Here in the outlying tunnels, the phosphor lamps were far spaced and the temperature was kept well below freezing. Only a thin film of green coated the walls. It was easier moving about—even in spacesuits—than back where the purples crawled.

He raised his hand and Lani halted the mech at an intersection that had once been bright in orange and blue plastisheath. Now the walls were dingy under the verdant pallor of a few green-covered glow panels.

Saul scraped away lichenoid, exposing letters on the wall: D-14-TAU.

Good, they weren’t lost.

—I’ll make soundings for crevices, Saul.—

He nodded. “Okay, Lani. Just don’t venture too far from the intersection.”

—I’m leashed to you like a faithful puppy, you betcha.—

Saul smiled. Lani was smart and brave, but she was also cautious. The combination was one reason he was glad to have her assigned as his partner.

She moved carefully along the walls, thumping the fibersheath and listening with an audioscope, skillfully seeking out breaks and soft spots in the ice underneath.

They had found through hard experience that the tiny, almost imperceptible Halley-quakes that had been going on ever since their arrival kept opening narrow cracks in the icy aggregate. The danger was particularly acute at intersections, where the insulation was weakest. Part of their job out here was to map the worst of these crevices for later remelt and sealing… if there was ever enough manpower to get around to it, that is.

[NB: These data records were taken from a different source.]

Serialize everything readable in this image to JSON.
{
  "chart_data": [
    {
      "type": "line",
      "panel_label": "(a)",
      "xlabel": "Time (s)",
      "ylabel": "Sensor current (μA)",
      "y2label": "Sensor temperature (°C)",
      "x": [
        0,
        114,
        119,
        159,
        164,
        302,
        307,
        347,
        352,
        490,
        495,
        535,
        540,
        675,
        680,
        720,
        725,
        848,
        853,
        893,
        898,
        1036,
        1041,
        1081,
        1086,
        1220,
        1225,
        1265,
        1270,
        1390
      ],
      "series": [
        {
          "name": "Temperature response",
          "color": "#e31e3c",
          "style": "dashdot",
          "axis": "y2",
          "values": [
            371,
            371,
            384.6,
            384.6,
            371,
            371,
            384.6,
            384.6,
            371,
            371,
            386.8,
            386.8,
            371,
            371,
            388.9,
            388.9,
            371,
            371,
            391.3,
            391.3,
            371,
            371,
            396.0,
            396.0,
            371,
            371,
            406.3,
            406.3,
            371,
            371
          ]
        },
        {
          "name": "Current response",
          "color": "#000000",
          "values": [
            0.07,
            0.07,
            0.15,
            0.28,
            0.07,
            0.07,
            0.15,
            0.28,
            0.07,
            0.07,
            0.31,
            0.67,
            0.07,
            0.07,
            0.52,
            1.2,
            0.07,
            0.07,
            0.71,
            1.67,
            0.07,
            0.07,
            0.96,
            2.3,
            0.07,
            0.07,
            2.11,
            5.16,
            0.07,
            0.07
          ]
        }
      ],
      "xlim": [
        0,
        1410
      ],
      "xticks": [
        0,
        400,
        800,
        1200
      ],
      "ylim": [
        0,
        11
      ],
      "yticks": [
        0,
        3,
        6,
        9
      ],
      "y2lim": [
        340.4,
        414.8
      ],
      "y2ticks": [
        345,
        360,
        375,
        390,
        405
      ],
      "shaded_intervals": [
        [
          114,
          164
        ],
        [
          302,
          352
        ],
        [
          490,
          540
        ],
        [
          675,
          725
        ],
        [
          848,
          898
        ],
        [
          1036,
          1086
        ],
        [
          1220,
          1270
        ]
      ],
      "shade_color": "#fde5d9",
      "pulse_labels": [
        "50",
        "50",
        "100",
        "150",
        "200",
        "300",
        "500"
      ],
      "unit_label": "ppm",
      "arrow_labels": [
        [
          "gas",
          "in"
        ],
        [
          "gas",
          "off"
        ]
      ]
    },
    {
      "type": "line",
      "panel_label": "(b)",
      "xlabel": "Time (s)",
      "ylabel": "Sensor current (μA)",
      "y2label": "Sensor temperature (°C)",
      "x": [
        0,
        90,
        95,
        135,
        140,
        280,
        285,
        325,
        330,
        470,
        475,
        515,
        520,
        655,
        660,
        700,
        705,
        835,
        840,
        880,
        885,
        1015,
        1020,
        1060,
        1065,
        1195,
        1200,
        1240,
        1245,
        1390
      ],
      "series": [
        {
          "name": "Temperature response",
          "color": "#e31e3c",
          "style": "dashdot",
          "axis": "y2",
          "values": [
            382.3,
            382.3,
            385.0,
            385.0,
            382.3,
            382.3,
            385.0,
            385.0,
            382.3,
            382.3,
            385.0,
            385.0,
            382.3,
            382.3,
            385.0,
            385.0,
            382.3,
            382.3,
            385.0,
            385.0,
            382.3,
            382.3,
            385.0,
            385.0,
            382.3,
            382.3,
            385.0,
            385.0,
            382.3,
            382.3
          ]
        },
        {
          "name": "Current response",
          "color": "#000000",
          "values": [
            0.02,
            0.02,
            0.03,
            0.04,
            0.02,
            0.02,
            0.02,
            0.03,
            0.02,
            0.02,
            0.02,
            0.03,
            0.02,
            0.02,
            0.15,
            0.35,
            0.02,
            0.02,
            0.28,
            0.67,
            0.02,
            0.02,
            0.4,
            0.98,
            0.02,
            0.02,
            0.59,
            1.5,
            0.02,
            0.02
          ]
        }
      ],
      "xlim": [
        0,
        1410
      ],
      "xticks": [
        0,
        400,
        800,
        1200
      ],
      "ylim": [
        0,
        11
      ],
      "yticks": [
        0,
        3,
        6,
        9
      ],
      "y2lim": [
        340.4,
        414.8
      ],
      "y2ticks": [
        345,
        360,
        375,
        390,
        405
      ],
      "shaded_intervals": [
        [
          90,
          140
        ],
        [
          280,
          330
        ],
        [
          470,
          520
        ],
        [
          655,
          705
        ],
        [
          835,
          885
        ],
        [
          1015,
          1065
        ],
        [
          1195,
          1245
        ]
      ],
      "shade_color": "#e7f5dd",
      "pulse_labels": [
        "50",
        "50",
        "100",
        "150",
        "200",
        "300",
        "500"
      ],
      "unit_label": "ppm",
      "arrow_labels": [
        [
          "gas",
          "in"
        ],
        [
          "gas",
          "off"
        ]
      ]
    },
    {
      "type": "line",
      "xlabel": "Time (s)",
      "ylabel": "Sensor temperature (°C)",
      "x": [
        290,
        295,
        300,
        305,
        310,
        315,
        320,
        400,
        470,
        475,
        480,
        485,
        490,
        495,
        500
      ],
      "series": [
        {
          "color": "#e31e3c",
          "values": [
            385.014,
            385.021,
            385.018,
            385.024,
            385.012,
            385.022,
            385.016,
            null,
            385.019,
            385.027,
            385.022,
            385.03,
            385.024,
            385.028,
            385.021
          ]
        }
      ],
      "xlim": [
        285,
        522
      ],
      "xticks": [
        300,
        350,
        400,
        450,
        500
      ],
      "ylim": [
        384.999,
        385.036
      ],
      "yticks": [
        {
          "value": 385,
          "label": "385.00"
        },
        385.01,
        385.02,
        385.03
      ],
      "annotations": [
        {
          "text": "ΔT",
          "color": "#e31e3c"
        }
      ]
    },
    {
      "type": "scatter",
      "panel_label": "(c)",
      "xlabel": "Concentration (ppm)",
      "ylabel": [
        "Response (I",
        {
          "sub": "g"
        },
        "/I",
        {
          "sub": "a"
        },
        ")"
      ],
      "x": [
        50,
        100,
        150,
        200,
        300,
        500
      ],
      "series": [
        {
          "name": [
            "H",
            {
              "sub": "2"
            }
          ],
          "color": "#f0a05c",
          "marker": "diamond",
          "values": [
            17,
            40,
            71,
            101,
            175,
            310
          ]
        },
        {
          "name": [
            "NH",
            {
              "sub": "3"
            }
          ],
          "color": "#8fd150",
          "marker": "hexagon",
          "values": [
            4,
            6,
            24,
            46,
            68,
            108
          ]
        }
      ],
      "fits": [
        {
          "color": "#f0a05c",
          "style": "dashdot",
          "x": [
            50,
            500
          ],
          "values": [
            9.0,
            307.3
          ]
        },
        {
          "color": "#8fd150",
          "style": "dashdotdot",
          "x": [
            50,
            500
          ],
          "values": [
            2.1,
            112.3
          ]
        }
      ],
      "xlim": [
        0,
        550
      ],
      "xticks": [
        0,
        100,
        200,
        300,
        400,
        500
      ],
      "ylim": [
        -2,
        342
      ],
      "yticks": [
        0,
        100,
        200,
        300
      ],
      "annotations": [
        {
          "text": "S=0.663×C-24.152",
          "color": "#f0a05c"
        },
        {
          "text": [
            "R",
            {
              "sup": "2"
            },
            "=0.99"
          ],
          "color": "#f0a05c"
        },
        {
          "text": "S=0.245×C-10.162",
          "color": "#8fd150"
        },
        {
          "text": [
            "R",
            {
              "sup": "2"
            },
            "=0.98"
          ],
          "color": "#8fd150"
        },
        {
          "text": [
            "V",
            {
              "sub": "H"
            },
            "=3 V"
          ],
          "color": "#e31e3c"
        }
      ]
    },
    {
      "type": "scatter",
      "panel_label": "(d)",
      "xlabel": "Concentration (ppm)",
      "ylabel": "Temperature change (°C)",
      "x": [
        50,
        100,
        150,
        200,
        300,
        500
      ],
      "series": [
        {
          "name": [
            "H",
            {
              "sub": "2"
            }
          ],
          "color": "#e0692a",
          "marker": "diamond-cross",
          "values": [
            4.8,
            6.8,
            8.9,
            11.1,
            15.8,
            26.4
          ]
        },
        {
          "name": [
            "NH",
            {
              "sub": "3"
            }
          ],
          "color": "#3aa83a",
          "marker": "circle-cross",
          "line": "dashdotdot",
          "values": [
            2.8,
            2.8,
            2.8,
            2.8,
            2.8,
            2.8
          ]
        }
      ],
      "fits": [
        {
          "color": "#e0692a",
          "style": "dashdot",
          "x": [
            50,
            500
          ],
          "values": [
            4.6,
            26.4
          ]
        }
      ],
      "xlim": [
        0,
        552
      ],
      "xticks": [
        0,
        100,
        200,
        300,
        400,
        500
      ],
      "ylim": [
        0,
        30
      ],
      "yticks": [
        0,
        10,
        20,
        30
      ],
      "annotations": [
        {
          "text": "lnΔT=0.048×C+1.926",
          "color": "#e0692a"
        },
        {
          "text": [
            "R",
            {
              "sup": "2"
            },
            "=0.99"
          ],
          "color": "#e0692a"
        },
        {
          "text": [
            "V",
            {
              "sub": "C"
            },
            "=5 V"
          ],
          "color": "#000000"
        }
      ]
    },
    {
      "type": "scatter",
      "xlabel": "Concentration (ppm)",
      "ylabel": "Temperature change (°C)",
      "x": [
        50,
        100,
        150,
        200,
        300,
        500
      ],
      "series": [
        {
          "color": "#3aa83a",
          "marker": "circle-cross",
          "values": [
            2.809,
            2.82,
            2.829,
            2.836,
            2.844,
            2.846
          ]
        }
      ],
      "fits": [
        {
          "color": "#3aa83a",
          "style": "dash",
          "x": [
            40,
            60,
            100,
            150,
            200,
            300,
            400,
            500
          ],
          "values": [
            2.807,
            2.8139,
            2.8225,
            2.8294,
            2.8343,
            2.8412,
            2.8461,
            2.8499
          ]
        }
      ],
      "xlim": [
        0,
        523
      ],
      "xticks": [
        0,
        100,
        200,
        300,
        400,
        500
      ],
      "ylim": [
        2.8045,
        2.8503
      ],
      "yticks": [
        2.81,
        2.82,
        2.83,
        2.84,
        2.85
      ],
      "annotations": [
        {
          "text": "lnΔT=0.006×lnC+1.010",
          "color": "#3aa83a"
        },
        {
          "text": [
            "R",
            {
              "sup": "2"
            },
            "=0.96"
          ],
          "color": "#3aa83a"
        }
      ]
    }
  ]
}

The scrapings from the intersection sign went into a sample vial. Saul was almost certain this was just typical Hallivirensmalenkovi. But on this trip he had also discovered a host of other, as yet undescribed types. The ecosystem clearly varied from place to place as conditions changed.

Right now Akio Matsudo was back in Central’s bio lab, working with Marguerite von Zoon and three weary techs to seek treatment for the growing sick list.

Akio was a competent scientist, but he was ideologically incapable of really adjusting to the implications of this unexpected tide of cometary life.

Everyone’s excited over the success of my microwave disruptor. I’ve got a reputation as a man of action, now. But has it persuaded anyone to take my advice? To step back and try to get the wide view?

Ha!

Saul was resigned to investigating the Halleyform problem on his own, in his own way. One part of that investigation was coming out here and looking into it for himself.

The biggest drawback is missing Virginia so much.

Saul said a grateful prayer every day they woke up together, neither of them yet suffering from some horrible, deadly thing. It was a blessing that she had—so far—not caught anything from him.

Virginia had had a few rough days there, back when the news had come about the coup in Hawaii. The resulting Percell-Ortho tensions had almost overshadowed joy over the success of the beamer technique.

Three steps forward, four steps back, Saul thought.

He wiped his nose on the helmet’s drip pad, took another anti-histamine pill, and washed it down with a sip from a water teat. Saul bent-swiveled his body upside down in the faint gravity to take another scraping of an interesting-looking growth.

There was a low growl as Lani returned with the mech. She muttered rapidly in arcane engineering dialect as she recorded her results, then she looked up at Saul.